The world leaders in collecting and analyzing big data are the United States and China. Thus, in the United States, even under Barack Obama, the government launched six federal programs for the development of big data totaling $ 200 million. Large corporations are considered the main consumers of Big Data, but their data collection activities are limited in some states, for example, in California.
China has over 200 laws and regulations regarding the protection of personal information. Since 2019, all popular smartphone apps have started to be checked and blocked if they collect user data contrary to the laws. As a result, the government collects data through local services, and many of them are inaccessible from the outside.
Since 2018, the GDPR - General Data Protection Regulation - has been in effect in the European Union. It governs everything related to the collection, storage and use of data from online users. When the law went into effect a year ago, it was considered the world's toughest system for protecting people's privacy on the Internet. Read more in the Taming Big Data with Apache Spark and Python book by Frank Kane.
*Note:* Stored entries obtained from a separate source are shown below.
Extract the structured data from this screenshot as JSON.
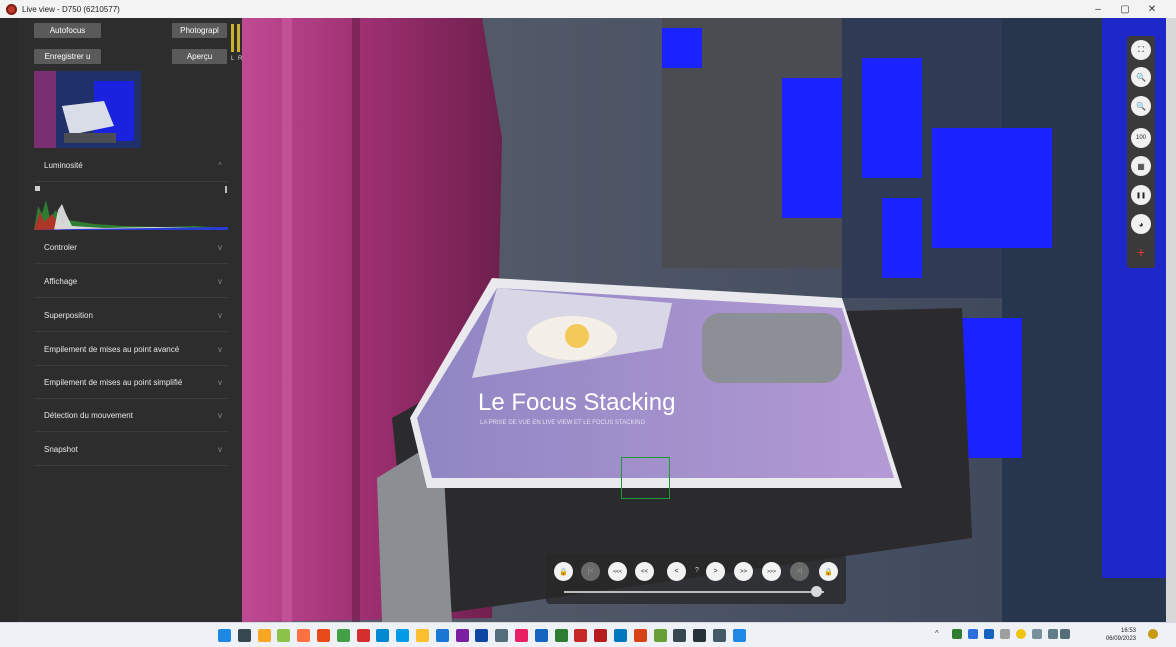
{
  "window": {
    "title": "Live view - D750 (6210577)",
    "controls": [
      "–",
      "▢",
      "✕"
    ]
  },
  "left_panel": {
    "buttons": {
      "autofocus": "Autofocus",
      "photograph": "Photograpl",
      "record": "Enregistrer u",
      "preview": "Aperçu"
    },
    "meter_labels": {
      "l": "L",
      "r": "R"
    },
    "sections": [
      {
        "label": "Luminosité",
        "chevron": "^"
      },
      {
        "label": "Controler",
        "chevron": "v"
      },
      {
        "label": "Affichage",
        "chevron": "v"
      },
      {
        "label": "Superposition",
        "chevron": "v"
      },
      {
        "label": "Empilement de mises au point avancé",
        "chevron": "v"
      },
      {
        "label": "Empilement de mises au point simplifié",
        "chevron": "v"
      },
      {
        "label": "Détection du mouvement",
        "chevron": "v"
      },
      {
        "label": "Snapshot",
        "chevron": "v"
      }
    ],
    "side_handle": "⋮"
  },
  "live_view": {
    "pamphlet_title": "Le Focus Stacking",
    "pamphlet_subtitle": "LA PRISE DE VUE EN LIVE VIEW ET LE FOCUS STACKING"
  },
  "right_tools": [
    {
      "icon": "fullscreen-icon",
      "glyph": "⛶"
    },
    {
      "icon": "zoom-out-icon",
      "glyph": "🔍"
    },
    {
      "icon": "zoom-in-icon",
      "glyph": "🔍"
    },
    {
      "icon": "zoom-100-icon",
      "glyph": "100"
    },
    {
      "icon": "grid-icon",
      "glyph": "▦"
    },
    {
      "icon": "pause-icon",
      "glyph": "❚❚"
    },
    {
      "icon": "aperture-icon",
      "glyph": "◕"
    },
    {
      "icon": "crosshair-icon",
      "glyph": "+"
    }
  ],
  "playback": {
    "buttons": [
      {
        "icon": "lock-icon",
        "glyph": "🔒",
        "enabled": true
      },
      {
        "icon": "first-icon",
        "glyph": "|<",
        "enabled": false
      },
      {
        "icon": "rewind-fast-icon",
        "glyph": "<<<",
        "enabled": true
      },
      {
        "icon": "rewind-icon",
        "glyph": "<<",
        "enabled": true
      },
      {
        "icon": "step-back-icon",
        "glyph": "<",
        "enabled": true
      },
      {
        "icon": "step-forward-icon",
        "glyph": ">",
        "enabled": true
      },
      {
        "icon": "forward-icon",
        "glyph": ">>",
        "enabled": true
      },
      {
        "icon": "forward-fast-icon",
        "glyph": ">>>",
        "enabled": true
      },
      {
        "icon": "last-icon",
        "glyph": ">|",
        "enabled": false
      },
      {
        "icon": "lock-icon",
        "glyph": "🔒",
        "enabled": true
      }
    ],
    "position_label": "?",
    "slider_value": 0.97
  },
  "taskbar": {
    "time": "16:53",
    "date": "06/09/2023",
    "icons": [
      "start-icon",
      "task-view-icon",
      "file-explorer-icon",
      "chrome-icon",
      "firefox-icon",
      "brave-icon",
      "chrome-canary-icon",
      "opera-icon",
      "edge-icon",
      "telegram-icon",
      "sticky-notes-icon",
      "notepad-icon",
      "onenote-icon",
      "photoshop-icon",
      "photo-icon",
      "paint-icon",
      "word-icon",
      "excel-icon",
      "powerpoint-icon",
      "access-icon",
      "outlook-icon",
      "filezilla-icon",
      "image-viewer-icon",
      "camera-app-icon",
      "camera-icon",
      "capture-icon",
      "live-view-icon"
    ]
  },
  "colors": {
    "panel_bg": "#2d2d2d",
    "button_bg": "#5a5a5a",
    "focus_box": "#1e9a34",
    "overexposure_blue": "#1a22ff",
    "magenta_curtain": "#b53a86"
  }
}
Read more in the article "Digital Wars: How Artificial Intelligence and Big Data Rule the World."
The big data market is just emerging. For example, mobile operators share information about potential borrowers with banks.
Big Data in business
Big data is good for business in three main ways:
- Launching products and services that will most accurately "shoot" the needs of the target audience;
- Analyzing customer experience in relation to a product or service in order to improve it;
- Customer acquisition and retention with analytics.
- Big Data helps MasterCard prevent more than $3 billion in fraudulent transactions in customer accounts per year. They allow advertisers to better allocate budgets and place ads that target a wide variety of consumers.
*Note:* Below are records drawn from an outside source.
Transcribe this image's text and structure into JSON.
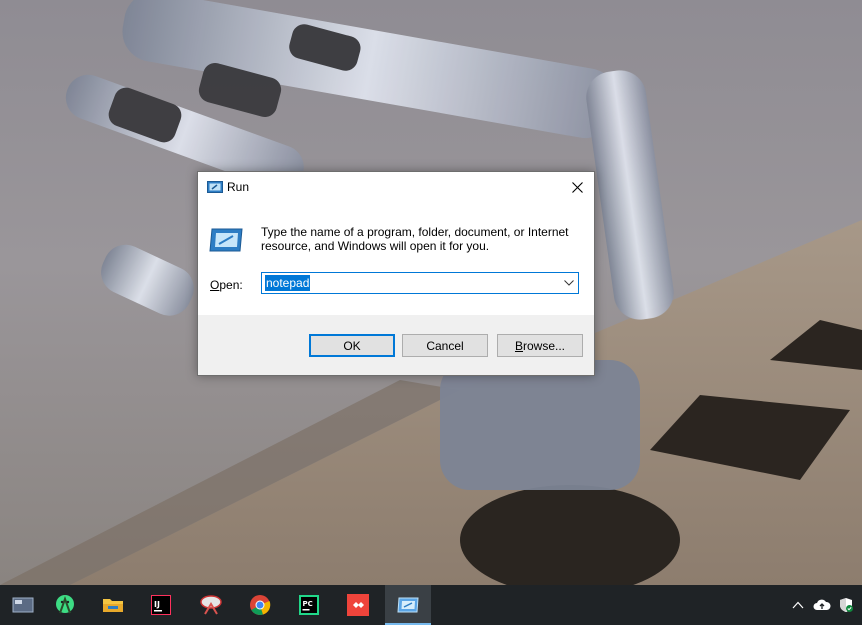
{
  "dialog": {
    "title": "Run",
    "description": "Type the name of a program, folder, document, or Internet resource, and Windows will open it for you.",
    "open_label_accel": "O",
    "open_label_rest": "pen:",
    "open_value": "notepad",
    "ok_label": "OK",
    "cancel_label": "Cancel",
    "browse_accel": "B",
    "browse_rest": "rowse...",
    "icons": {
      "title": "run-icon",
      "main": "run-icon",
      "close": "close-icon",
      "dropdown": "chevron-down-icon"
    }
  },
  "taskbar": {
    "apps": [
      {
        "name": "task-view-icon"
      },
      {
        "name": "android-studio-icon"
      },
      {
        "name": "file-explorer-icon"
      },
      {
        "name": "intellij-idea-icon"
      },
      {
        "name": "snipping-tool-icon"
      },
      {
        "name": "chrome-icon"
      },
      {
        "name": "pycharm-icon"
      },
      {
        "name": "anydesk-icon"
      },
      {
        "name": "run-app-icon",
        "active": true
      }
    ],
    "tray": [
      "chevron-up-icon",
      "onedrive-icon",
      "windows-security-icon"
    ]
  },
  "colors": {
    "accent": "#0078d7",
    "taskbar": "#1f2326",
    "button_face": "#e1e1e1",
    "footer": "#f0f0f0"
  }
}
Big companies like Netflix, Procter & Gamble or Coca-Cola use big data to predict consumer demand. 70% of decisions in business and government are made on the basis of geodata. Read more in the article on how a business makes profit from Big Data.
Challenges and perspectives of Big Data
- Big data is heterogeneous and therefore difficult to process for statistical inference. The more parameters are required for forecasting, the more errors accumulate during the analysis;
- Working with large amounts of data online requires enormous computing power. Such resources are very expensive and are currently only available to large corporations;
- Storing and processing Big Data is associated with increased vulnerability to cyber attacks and all kinds of leaks. A prime example is the Facebook profile scandals;
- The collection of big data is often associated with a privacy issue: not everyone wants their every action to be monitored and passed on to third parties. Characters from the podcast "What's Changed" explain why privacy is no longer on the web, and the tech giants know everything about us;
- Big data is used for their own purposes not only by corporations, but also by politicians: for example, to influence elections.
Pros and cons:
- Big data is helping solve global problems - for example, fighting a pandemic, finding cures for cancer and preventing an environmental crisis;
- Big Data is a good tool for creating smart cities and solving transport problems;
- Big data helps save money even at the state level: for example, in Germany, they returned about € 15 billion to the budget, having discovered that some of the citizens receive unemployment benefits for no reason. They were calculated using transactions.